| Announcement of a tender offer to subscribe for the sale of all shares of ENERGA S.A. with registered office in Gdansk Regulatory announcement no 44/2019 dated 5 December 2019
PKN ORLEN S.A. (“Company”) informs that on 5 December 2019 it has announced tender offer for all shares issued by ENERGA S.A. with its registered office in Gdansk (“ENERGA”), i.e. 414 067 114 shares (“Share” or “Shares” respectively), with par value of PLN 10.92 each, of which:
a) 269,139,114 ordinary bearer “AA” class shares where 1 “AA” class share has 1 vote at the General Meeting of ENERGA (“GM”) attached to it, 269,139,114 votes at the GM in aggregate for all ordinary bearer “AA” class shares, admitted and introduced to trading in a regulated market operated by Giełda Papierów Wartościowych w Warszawie S.A. uncertificated (paperless) and labelled by Krajowy Depozyt Papierów Wartościowych S.A. with the code PLENERG00022; b) 114,928,000 certificated registered “BB” class shares, where 1 “BB” class share has 2 votes at the GM attached to it, 289,856,000 votes at the GM in aggregate for all registered “BB” class shares,
with 558,995,114 votes at the GM attached to them, corresponding to 100% of the aggregate number of votes at the GM and representing 100% of the share capital of the Company (“Tender Offer”).
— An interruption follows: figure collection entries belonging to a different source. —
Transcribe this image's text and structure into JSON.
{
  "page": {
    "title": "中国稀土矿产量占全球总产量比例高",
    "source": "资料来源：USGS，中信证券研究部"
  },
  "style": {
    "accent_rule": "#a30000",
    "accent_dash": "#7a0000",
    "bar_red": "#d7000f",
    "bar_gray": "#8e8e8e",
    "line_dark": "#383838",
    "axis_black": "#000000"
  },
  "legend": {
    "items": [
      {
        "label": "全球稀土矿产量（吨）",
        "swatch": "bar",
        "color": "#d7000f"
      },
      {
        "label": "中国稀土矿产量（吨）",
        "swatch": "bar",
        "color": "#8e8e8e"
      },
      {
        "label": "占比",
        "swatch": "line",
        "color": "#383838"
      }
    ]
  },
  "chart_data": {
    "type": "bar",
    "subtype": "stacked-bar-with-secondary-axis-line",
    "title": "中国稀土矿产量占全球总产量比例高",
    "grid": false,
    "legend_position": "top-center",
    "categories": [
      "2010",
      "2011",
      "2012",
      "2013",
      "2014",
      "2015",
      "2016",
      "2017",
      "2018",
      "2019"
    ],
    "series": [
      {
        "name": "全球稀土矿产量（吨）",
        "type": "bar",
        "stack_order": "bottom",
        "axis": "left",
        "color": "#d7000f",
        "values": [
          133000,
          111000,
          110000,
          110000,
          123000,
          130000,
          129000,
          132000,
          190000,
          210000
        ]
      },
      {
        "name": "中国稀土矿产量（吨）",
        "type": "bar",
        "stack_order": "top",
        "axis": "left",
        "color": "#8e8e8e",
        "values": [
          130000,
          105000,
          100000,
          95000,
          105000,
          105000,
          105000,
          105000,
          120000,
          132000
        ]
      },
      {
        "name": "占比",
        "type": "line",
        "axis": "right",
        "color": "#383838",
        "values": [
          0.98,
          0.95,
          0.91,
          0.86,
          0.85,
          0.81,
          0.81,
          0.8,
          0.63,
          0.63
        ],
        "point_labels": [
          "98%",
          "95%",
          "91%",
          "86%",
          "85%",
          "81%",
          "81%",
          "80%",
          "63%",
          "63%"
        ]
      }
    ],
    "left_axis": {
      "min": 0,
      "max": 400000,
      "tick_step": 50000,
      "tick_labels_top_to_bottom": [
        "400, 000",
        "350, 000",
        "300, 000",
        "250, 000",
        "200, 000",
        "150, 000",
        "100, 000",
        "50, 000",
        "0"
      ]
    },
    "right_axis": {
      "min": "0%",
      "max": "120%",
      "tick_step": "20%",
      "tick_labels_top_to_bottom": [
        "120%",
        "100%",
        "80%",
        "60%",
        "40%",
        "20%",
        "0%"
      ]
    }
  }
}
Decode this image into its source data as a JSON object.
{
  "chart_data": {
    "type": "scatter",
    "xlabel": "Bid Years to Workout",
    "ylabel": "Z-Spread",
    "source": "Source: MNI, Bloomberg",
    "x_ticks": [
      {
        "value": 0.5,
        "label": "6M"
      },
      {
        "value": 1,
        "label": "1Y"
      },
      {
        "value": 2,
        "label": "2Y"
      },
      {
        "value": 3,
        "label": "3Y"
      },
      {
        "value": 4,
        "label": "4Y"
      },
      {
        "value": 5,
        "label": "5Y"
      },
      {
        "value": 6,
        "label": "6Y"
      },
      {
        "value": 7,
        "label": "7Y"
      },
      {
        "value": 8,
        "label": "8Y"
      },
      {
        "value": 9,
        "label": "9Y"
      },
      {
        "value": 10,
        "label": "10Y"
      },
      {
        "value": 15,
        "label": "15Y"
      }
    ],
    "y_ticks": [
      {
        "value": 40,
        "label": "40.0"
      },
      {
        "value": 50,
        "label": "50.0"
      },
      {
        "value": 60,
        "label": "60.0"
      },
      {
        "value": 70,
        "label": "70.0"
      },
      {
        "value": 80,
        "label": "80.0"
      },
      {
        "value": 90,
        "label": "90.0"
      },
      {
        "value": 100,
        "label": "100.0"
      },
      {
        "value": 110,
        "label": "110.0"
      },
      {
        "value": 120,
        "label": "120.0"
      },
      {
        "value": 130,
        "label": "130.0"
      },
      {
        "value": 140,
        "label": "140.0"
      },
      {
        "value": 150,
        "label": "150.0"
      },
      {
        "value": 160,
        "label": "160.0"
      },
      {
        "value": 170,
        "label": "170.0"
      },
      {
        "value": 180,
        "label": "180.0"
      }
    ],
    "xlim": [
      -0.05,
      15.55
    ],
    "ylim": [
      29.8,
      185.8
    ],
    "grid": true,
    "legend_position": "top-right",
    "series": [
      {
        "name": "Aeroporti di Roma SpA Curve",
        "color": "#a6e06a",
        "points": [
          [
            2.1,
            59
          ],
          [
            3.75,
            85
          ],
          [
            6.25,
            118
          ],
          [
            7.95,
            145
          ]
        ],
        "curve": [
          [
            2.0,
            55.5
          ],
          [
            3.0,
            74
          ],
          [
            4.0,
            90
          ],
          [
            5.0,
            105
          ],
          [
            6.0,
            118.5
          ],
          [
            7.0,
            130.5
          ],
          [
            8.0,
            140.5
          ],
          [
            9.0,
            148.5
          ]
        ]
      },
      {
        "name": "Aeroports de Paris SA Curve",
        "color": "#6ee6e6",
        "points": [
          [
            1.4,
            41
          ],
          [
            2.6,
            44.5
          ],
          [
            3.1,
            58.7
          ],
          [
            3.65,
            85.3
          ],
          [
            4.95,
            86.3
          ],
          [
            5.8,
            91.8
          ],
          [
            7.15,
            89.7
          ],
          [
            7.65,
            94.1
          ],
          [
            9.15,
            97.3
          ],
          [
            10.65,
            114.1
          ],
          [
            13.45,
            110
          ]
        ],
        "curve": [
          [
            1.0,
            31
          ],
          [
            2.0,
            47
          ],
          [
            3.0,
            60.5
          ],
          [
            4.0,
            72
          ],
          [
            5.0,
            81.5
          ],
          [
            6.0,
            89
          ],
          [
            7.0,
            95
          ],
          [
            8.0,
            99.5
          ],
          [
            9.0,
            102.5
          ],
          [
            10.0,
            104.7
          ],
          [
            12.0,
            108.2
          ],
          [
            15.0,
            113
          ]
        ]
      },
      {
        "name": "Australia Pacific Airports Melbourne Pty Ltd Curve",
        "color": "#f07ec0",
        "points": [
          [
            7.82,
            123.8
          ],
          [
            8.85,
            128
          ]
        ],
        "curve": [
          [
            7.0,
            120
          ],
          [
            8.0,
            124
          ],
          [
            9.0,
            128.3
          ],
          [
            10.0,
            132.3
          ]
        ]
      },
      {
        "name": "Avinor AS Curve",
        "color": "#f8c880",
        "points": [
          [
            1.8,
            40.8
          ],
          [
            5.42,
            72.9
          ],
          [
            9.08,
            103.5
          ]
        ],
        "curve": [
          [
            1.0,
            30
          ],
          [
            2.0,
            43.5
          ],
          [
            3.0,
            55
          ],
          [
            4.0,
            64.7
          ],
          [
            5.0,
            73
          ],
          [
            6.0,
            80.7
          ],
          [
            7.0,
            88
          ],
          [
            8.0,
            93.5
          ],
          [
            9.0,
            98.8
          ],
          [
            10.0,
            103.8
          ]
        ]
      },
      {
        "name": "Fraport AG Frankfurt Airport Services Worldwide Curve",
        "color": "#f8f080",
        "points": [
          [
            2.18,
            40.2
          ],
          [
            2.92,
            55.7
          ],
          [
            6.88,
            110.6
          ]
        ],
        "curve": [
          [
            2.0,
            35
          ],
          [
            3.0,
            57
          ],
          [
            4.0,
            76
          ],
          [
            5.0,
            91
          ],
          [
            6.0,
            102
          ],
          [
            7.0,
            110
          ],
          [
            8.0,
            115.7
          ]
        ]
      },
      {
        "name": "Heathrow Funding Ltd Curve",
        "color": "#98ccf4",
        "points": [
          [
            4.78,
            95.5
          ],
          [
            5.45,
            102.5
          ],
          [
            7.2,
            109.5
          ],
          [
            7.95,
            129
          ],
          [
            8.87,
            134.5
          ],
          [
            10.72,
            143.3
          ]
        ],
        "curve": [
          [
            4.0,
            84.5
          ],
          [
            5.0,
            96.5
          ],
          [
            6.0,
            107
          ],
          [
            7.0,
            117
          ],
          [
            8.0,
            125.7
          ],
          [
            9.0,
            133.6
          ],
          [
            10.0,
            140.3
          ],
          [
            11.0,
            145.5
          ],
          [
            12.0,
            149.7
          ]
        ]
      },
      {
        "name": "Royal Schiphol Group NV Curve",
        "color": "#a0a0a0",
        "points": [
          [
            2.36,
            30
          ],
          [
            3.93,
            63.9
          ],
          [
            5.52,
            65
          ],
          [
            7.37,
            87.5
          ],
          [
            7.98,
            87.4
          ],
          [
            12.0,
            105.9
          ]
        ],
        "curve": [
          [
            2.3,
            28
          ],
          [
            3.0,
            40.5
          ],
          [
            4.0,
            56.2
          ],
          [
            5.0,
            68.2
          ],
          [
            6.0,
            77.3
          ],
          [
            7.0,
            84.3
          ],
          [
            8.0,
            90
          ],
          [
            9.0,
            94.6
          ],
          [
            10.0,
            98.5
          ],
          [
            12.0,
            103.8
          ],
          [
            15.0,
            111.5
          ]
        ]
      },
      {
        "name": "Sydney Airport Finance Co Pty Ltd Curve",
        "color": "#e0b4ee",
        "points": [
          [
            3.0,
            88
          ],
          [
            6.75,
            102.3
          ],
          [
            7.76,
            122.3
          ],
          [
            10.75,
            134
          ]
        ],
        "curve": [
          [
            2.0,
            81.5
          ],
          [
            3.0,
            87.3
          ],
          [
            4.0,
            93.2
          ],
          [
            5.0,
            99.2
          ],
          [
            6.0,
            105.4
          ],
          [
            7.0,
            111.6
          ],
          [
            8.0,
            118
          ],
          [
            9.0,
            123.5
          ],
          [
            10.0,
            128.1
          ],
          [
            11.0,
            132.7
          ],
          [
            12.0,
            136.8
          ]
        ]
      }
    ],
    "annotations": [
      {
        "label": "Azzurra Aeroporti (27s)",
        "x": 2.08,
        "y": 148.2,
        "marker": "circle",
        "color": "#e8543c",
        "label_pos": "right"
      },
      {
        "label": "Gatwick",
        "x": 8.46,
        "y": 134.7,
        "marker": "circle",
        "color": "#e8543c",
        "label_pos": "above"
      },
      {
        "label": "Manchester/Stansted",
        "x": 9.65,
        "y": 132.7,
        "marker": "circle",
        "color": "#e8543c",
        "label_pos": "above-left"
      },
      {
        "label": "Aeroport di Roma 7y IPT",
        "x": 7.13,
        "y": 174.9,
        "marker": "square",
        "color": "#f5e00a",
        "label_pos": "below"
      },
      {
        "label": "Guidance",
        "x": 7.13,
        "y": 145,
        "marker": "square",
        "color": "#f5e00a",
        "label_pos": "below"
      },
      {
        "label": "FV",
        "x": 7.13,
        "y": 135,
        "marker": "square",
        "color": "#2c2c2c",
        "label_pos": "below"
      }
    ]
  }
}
Tender Offer has been announced pursuant to Art. 74 item 1 of the Act of 29 July 2005 on public offering, on the conditions governing the introduction of financial instruments to organised trading and on public companies (OJ 2019.623, as amended) and the Regulation of the Minister of Development and Finance of 14 September 2017 on the forms of tender offers to subscribe for the sale or exchange of shares in a public company, detailed procedures of the announcement thereof and the conditions for acquiring shares pursuant to such tender offers (OJ 2017.1748).
The Company is a sole entity purchasing the Shares in the Tender Offer.
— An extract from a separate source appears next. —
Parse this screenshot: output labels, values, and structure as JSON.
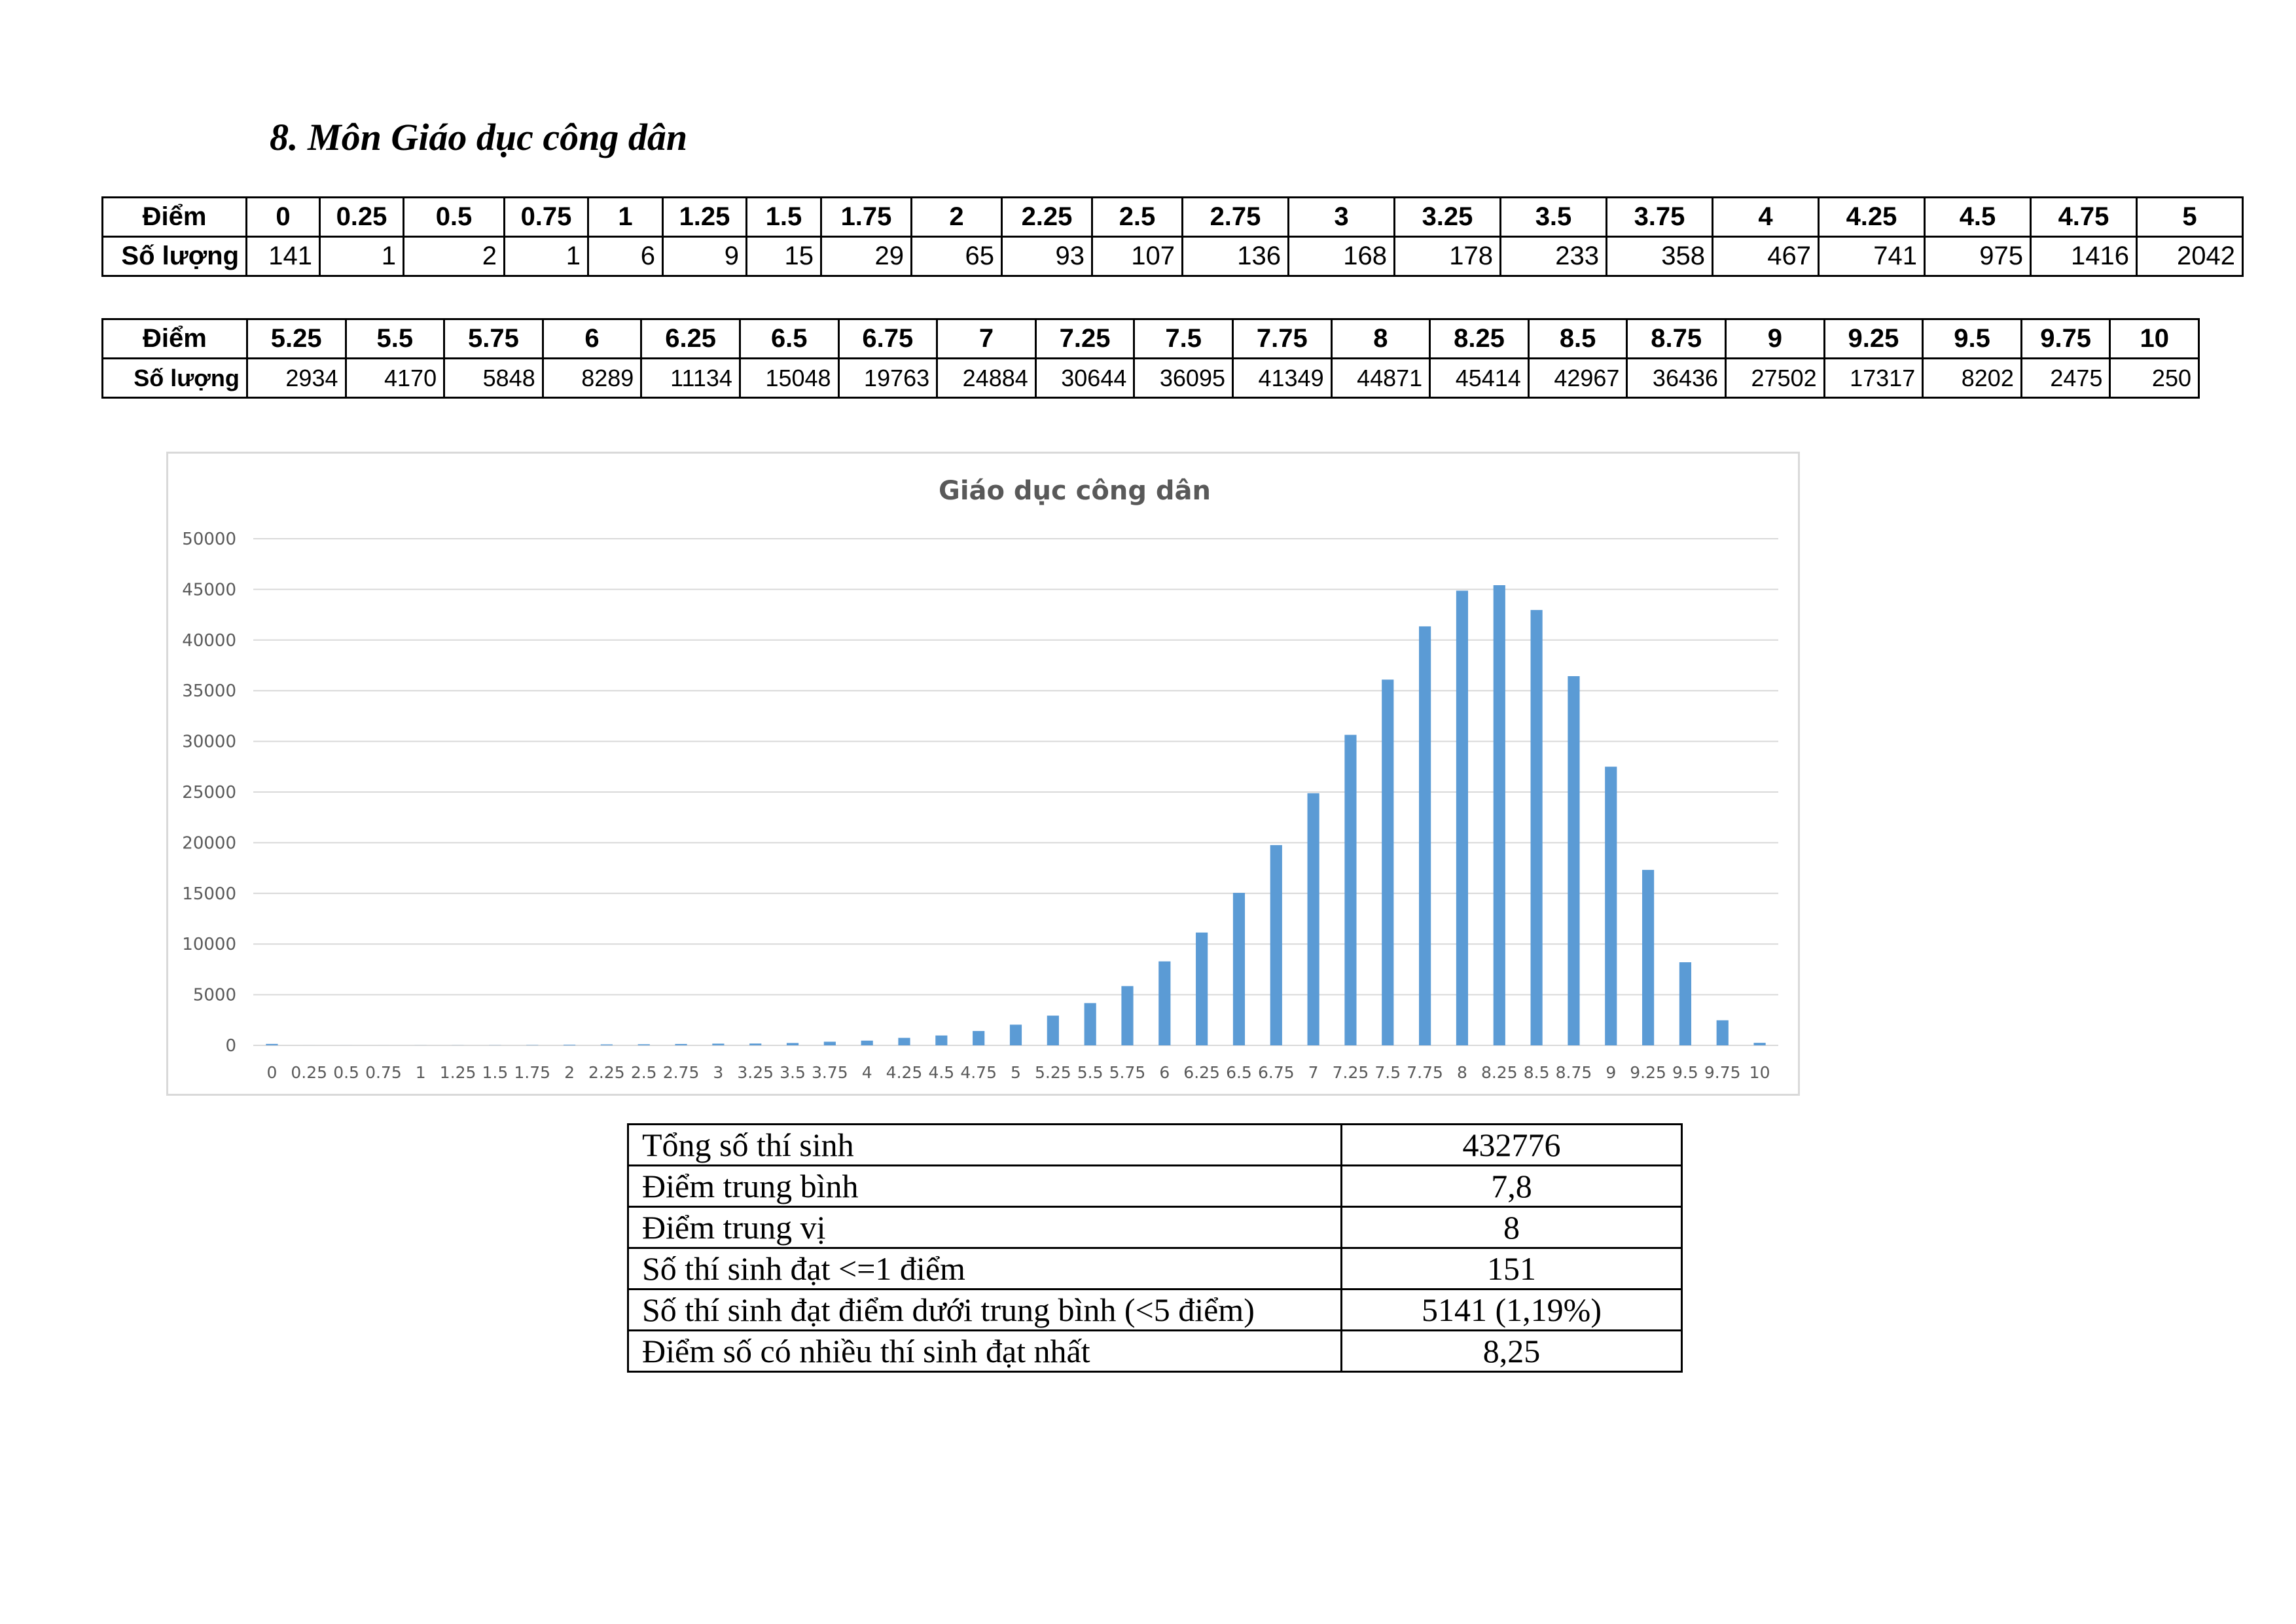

The price at which shares are to be purchased under the Tender Offer amounts to 7 PLN per one Share.
The Tender Offer has been announced under the following conditions: a) the Company obtains an unconditional decision of the European Commission (or another competent anti-monopoly authority) approving the merger involving the takeover of control of the ENERGA, b) the GM has adopted a resolution amending the Articles of Association of ENERGA to waive the voting restrictions referred to in § 27(1)-(7) of the Articles of Association, c) the Supervisory Board of ENERGA has adopted a resolution adopting a consolidated text of the Articles of Association pursuant to § 17(1)(15) of the Articles of Association (inclusive of the amendments referred to above), d) the number of Shares subscribed for sale under the Tender Offer corresponds at least to 66% of the aggregate number of votes at the GM, e) the Company and ENERGA have entered into an agreement concerning a due diligence audit of ENERGA.
Unless the subscription period for the sale of Shares under the Tender Offer is extended the subscription period will start on 31 January 2020 and will end on 9 April 2020.
Text of the Tender Offer is attached hereto regulatory announcement.